Proving modular arithmatic congruence

Question

Let $p \in \mathbb{N}$ be prime with $p \gt 3$. Prove that $p^2 \equiv 1 \pmod {24}$.

Ideas I have so far:

• A prime must be odd, and an odd squared is odd
• Use induction?
• I know $24$ divides $1 - p^2$
• $1 + 24a = p^2$ where $p$ is a prime greater than $3$ and $a$ is an integer

I believe I have everything that I need to finish this problem, I just dont quite know how to put them together.
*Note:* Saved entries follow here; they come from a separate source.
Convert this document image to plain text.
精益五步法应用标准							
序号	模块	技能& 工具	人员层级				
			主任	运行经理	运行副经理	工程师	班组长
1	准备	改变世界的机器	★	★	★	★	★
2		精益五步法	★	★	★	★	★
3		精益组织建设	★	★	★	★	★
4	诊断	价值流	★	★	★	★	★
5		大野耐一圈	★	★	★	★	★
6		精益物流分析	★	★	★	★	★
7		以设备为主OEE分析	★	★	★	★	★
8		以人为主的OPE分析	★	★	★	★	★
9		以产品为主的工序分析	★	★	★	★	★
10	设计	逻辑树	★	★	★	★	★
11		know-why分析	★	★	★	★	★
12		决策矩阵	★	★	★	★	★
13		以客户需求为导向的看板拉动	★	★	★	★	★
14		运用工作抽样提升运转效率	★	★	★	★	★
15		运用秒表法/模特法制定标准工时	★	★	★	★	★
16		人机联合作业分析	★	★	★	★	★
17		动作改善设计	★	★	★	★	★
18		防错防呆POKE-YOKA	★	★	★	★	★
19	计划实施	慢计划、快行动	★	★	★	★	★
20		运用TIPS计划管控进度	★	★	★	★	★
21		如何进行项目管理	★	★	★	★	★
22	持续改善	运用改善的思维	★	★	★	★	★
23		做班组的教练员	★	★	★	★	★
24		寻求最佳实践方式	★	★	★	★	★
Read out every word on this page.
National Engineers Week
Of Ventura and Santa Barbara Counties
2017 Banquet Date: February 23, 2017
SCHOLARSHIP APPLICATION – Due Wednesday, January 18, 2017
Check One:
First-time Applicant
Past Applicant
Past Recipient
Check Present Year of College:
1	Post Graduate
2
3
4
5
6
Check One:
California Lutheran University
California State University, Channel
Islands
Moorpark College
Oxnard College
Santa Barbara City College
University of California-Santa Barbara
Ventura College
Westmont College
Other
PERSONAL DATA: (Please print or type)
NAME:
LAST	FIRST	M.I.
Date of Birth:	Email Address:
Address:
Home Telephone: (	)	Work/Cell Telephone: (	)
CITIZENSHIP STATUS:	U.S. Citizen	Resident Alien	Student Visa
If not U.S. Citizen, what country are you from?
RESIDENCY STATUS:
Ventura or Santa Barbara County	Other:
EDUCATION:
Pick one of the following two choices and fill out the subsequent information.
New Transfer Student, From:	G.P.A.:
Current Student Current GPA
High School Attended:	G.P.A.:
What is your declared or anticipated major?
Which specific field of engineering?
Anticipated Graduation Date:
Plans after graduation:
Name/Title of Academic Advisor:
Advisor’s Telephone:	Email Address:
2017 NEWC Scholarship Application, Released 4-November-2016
Can anyone give me a tip/hint on how to finish? (An answer is not what I'm looking for :)) Thanks!

Answer 1

Observe that $\;p>3\;$ a prime$\;\implies\;p=\pm1\pmod 6\iff p=\pm1+6k\;,\;\;k\ge1\;$ , so

$$p^2=36k^2\pm12k+1\implies p^2-1=12k(3k\pm1)\;(**)$$

and observe now that $\;k\;$ odd $\;\implies 3k\pm1\;$ even $\;\implies\;(**)\;$ is divisible by $\;2^3\;$ and $\;3\;$ , and the same if $\;k\;$ is even

Answer 2

$p^2-1=(p-1)(p+1)$

Since $p>3$:

one of $p-1$, $p+1$ is divisible by 3,

both $p-1$, $p+1$ are even, one of them is divisible by 4.

So $p^2-1=(p-1)(p+1)$ is divisible by $3\cdot 2\cdot 4=24$

Answer 3

$p^2-1 = (p-1)(p+1)$

p is odd,
p+1 is even, p-1 is even, and one of the two must be divisible by 4.

p is not divisible by 3, so one of p+1 or p-1 is divisible by 3.